Theoretically, treatment renders the sludge and effluent harmless. In reality, the treated waste may contain hormones, pesticides, asbestos, petroleum products and even radioactive materials. With scientists continually developing new chemicals, treatment/monitoring procedures can't keep up.
But thanks to a contest sponsored by our Environmental Protection Agency, we do have a friendlier name for "sludge." I liked sca-doo and nutricake, but the EPA chose biosolids. We laugh, but with the new name, the EPA relaxed the rules for agricultural sludge use, reclassifying it as fertilizer. Realistically, no technology can sanitize the polluted output of a public sewer system in this chemo-industrial age. Creative labeling is all we've got.
Unless we switch to composting toilets.
I've used one for 10 years. Mine's a 5-gallon bucket inside a wood box with a hole and toilet seat on the top. Lifting the lid, you see a pretty layer of cloud-pink sawdust, and maybe some wisps of toilet paper sticking up like snowy mountain peaks. Sawdust is the Cadillac of turd coverings: It kills odors faster than flushing and gives the bathroom a piney aroma—way nicer than Glade. The bucket fills in a week or two. Of course, I postpone dumping it as long as possible. But there's no room, literally, for procrastination.
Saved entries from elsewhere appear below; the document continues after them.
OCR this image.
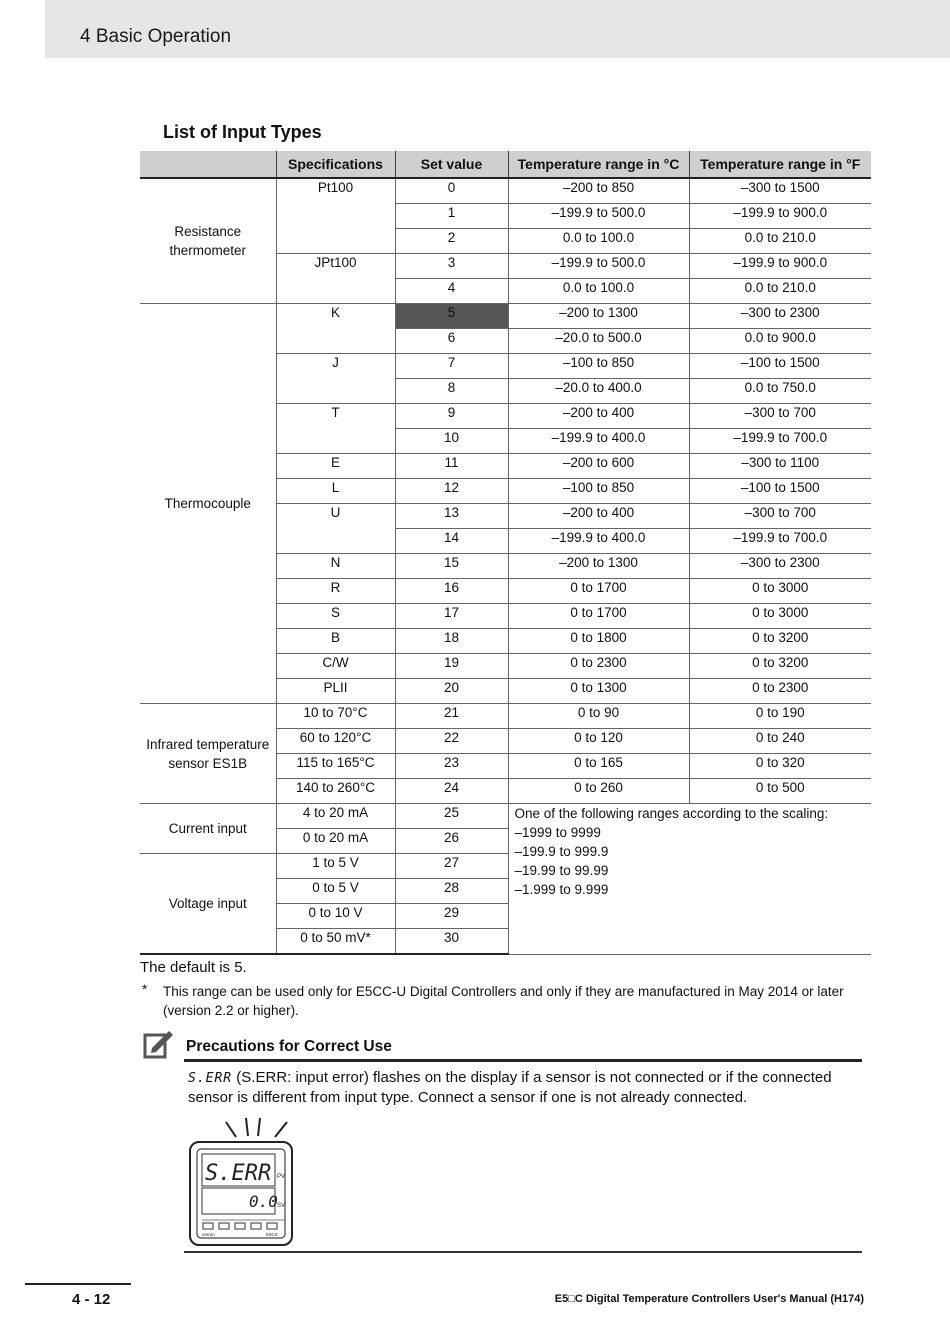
4 Basic Operation
List of Input Types
	Specifications	Set value	Temperature range in °C	Temperature range in °F
Resistance thermometer	Pt100	0	–200 to 850	–300 to 1500
		1	–199.9 to 500.0	–199.9 to 900.0
		2	0.0 to 100.0	0.0 to 210.0
	JPt100	3	–199.9 to 500.0	–199.9 to 900.0
		4	0.0 to 100.0	0.0 to 210.0
Thermocouple	K	5	–200 to 1300	–300 to 2300
		6	–20.0 to 500.0	0.0 to 900.0
	J	7	–100 to 850	–100 to 1500
		8	–20.0 to 400.0	0.0 to 750.0
	T	9	–200 to 400	–300 to 700
		10	–199.9 to 400.0	–199.9 to 700.0
	E	11	–200 to 600	–300 to 1100
	L	12	–100 to 850	–100 to 1500
	U	13	–200 to 400	–300 to 700
		14	–199.9 to 400.0	–199.9 to 700.0
	N	15	–200 to 1300	–300 to 2300
	R	16	0 to 1700	0 to 3000
	S	17	0 to 1700	0 to 3000
	B	18	0 to 1800	0 to 3200
	C/W	19	0 to 2300	0 to 3200
	PLII	20	0 to 1300	0 to 2300
Infrared temperature sensor ES1B	10 to 70°C	21	0 to 90	0 to 190
	60 to 120°C	22	0 to 120	0 to 240
	115 to 165°C	23	0 to 165	0 to 320
	140 to 260°C	24	0 to 260	0 to 500
Current input	4 to 20 mA	25	One of the following ranges according to the scaling:
–1999 to 9999
–199.9 to 999.9
–19.99 to 99.99
–1.999 to 9.999	

	0 to 20 mA	26		
Voltage input	1 to 5 V	27		
	0 to 5 V	28		
	0 to 10 V	29		
	0 to 50 mV*	30		
The default is 5.
* This range can be used only for E5CC-U Digital Controllers and only if they are manufactured in May 2014 or later (version 2.2 or higher).
Precautions for Correct Use
S.ERR (S.ERR: input error) flashes on the display if a sensor is not connected or if the connected sensor is different from input type. Connect a sensor if one is not already connected.
S.ERR PV
0.0 SV
omron	E5CC
4 - 12	E5□C Digital Temperature Controllers User's Manual (H174)
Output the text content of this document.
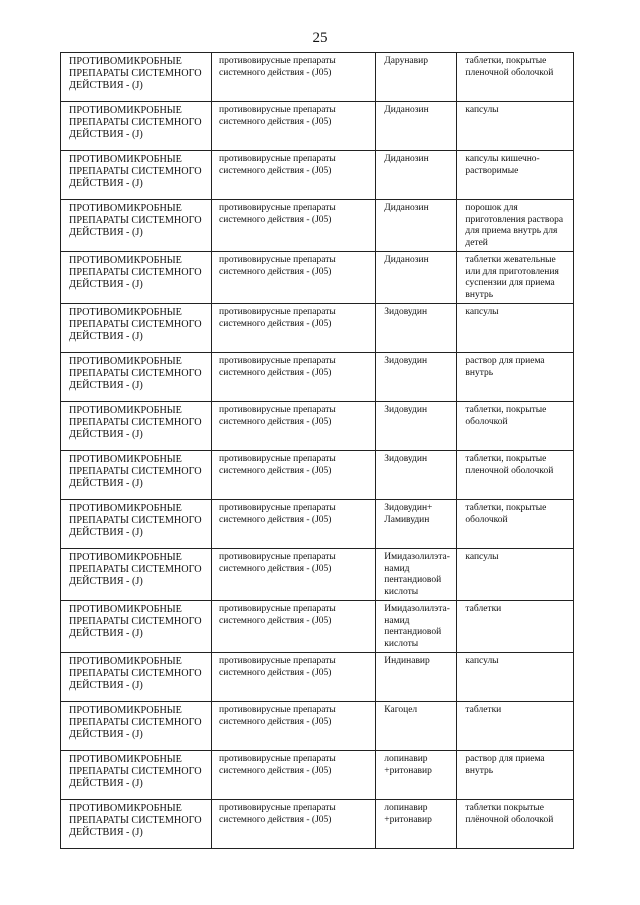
25
ПРОТИВОМИКРОБНЫЕ ПРЕПАРАТЫ СИСТЕМНОГО ДЕЙСТВИЯ - (J)	противовирусные препараты системного действия - (J05)	Дарунавир	таблетки, покрытые пленочной оболочкой
ПРОТИВОМИКРОБНЫЕ ПРЕПАРАТЫ СИСТЕМНОГО ДЕЙСТВИЯ - (J)	противовирусные препараты системного действия - (J05)	Диданозин	капсулы
ПРОТИВОМИКРОБНЫЕ ПРЕПАРАТЫ СИСТЕМНОГО ДЕЙСТВИЯ - (J)	противовирусные препараты системного действия - (J05)	Диданозин	капсулы кишечно-растворимые
ПРОТИВОМИКРОБНЫЕ ПРЕПАРАТЫ СИСТЕМНОГО ДЕЙСТВИЯ - (J)	противовирусные препараты системного действия - (J05)	Диданозин	порошок для приготовления раствора для приема внутрь для детей
ПРОТИВОМИКРОБНЫЕ ПРЕПАРАТЫ СИСТЕМНОГО ДЕЙСТВИЯ - (J)	противовирусные препараты системного действия - (J05)	Диданозин	таблетки жевательные или для приготовления суспензии для приема внутрь
ПРОТИВОМИКРОБНЫЕ ПРЕПАРАТЫ СИСТЕМНОГО ДЕЙСТВИЯ - (J)	противовирусные препараты системного действия - (J05)	Зидовудин	капсулы
ПРОТИВОМИКРОБНЫЕ ПРЕПАРАТЫ СИСТЕМНОГО ДЕЙСТВИЯ - (J)	противовирусные препараты системного действия - (J05)	Зидовудин	раствор для приема внутрь
ПРОТИВОМИКРОБНЫЕ ПРЕПАРАТЫ СИСТЕМНОГО ДЕЙСТВИЯ - (J)	противовирусные препараты системного действия - (J05)	Зидовудин	таблетки, покрытые оболочкой
ПРОТИВОМИКРОБНЫЕ ПРЕПАРАТЫ СИСТЕМНОГО ДЕЙСТВИЯ - (J)	противовирусные препараты системного действия - (J05)	Зидовудин	таблетки, покрытые пленочной оболочкой
ПРОТИВОМИКРОБНЫЕ ПРЕПАРАТЫ СИСТЕМНОГО ДЕЙСТВИЯ - (J)	противовирусные препараты системного действия - (J05)	Зидовудин+ Ламивудин	таблетки, покрытые оболочкой
ПРОТИВОМИКРОБНЫЕ ПРЕПАРАТЫ СИСТЕМНОГО ДЕЙСТВИЯ - (J)	противовирусные препараты системного действия - (J05)	Имидазолилэта-намид пентандиовой кислоты	капсулы
ПРОТИВОМИКРОБНЫЕ ПРЕПАРАТЫ СИСТЕМНОГО ДЕЙСТВИЯ - (J)	противовирусные препараты системного действия - (J05)	Имидазолилэта-намид пентандиовой кислоты	таблетки
ПРОТИВОМИКРОБНЫЕ ПРЕПАРАТЫ СИСТЕМНОГО ДЕЙСТВИЯ - (J)	противовирусные препараты системного действия - (J05)	Индинавир	капсулы
ПРОТИВОМИКРОБНЫЕ ПРЕПАРАТЫ СИСТЕМНОГО ДЕЙСТВИЯ - (J)	противовирусные препараты системного действия - (J05)	Кагоцел	таблетки
ПРОТИВОМИКРОБНЫЕ ПРЕПАРАТЫ СИСТЕМНОГО ДЕЙСТВИЯ - (J)	противовирусные препараты системного действия - (J05)	лопинавир +ритонавир	раствор для приема внутрь
ПРОТИВОМИКРОБНЫЕ ПРЕПАРАТЫ СИСТЕМНОГО ДЕЙСТВИЯ - (J)	противовирусные препараты системного действия - (J05)	лопинавир +ритонавир	таблетки покрытые плёночной оболочкой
I dump my bucket at night, like a criminal, because my elderly neighbor sometimes sits by the fence near my two compost bins. She's nearly blind, but I can't assume her sense of smell has deteriorated. The bins look like Darth Vader helmets, and I am about to make a stink, briefly, like something from the dark side. I take the cap off the active bin and lift the bucket. It's heavy, though lighter than the 5 gallons of paint it once held. I tip it. The slop slides in.
It reeks. But when I throw sawdust over the mound inside, the smell is nearly canceled. I rinse the bucket, throw that liquid in and cover everything with more sawdust, sealing odor in and flies out. The lid's insurance. I snap it on.
It's a 10-minute task, with mere seconds of natural, authentic stench. Compared to the skanky times I've had with flushers, it's not so bad. I'm sewer-free. My water bill is low. Best of all, when the active bin is full, I know my other bin is done stewing. The pathogens in the muck I dumped 10 months ago—bacteria, viruses, worms, protozoa—are dead. These could cause sickness, diarrhea, even death, but outside their host, they don't survive long.
Different microorganisms break down the mix, depending on temperature. Composting slows down in colder climates, but black bins in this desert really cook.
I open the door at the bottom of my fully "baked" bin. Loose, dark soil spills out, smelling like the damp, black dirt found under leaves in the forest. The transformation is more dramatic than water to wine: miraculous.
When I rake the compost over the pale dirt in my yard, the patch exudes fertility. I plant veggies. Whatever passes through my gut completes the natural cycle that's all but forgotten in this world of germy bowls pretending to be fine porcelain.
Sadly, if I live to be 80, the water I save would barely supply a golf course for one day. And bucket toilets won't become popular anytime soon. But commercially made composters look a lot like the flushers and require no dumping; you get a drawer of finished compost. And Pima County's Department of Environmental Quality approves of those, whereas my "cartage system" isn't to code. That's why I've omitted my name on this article. Nevertheless, I'm proud to be among those who don't add water.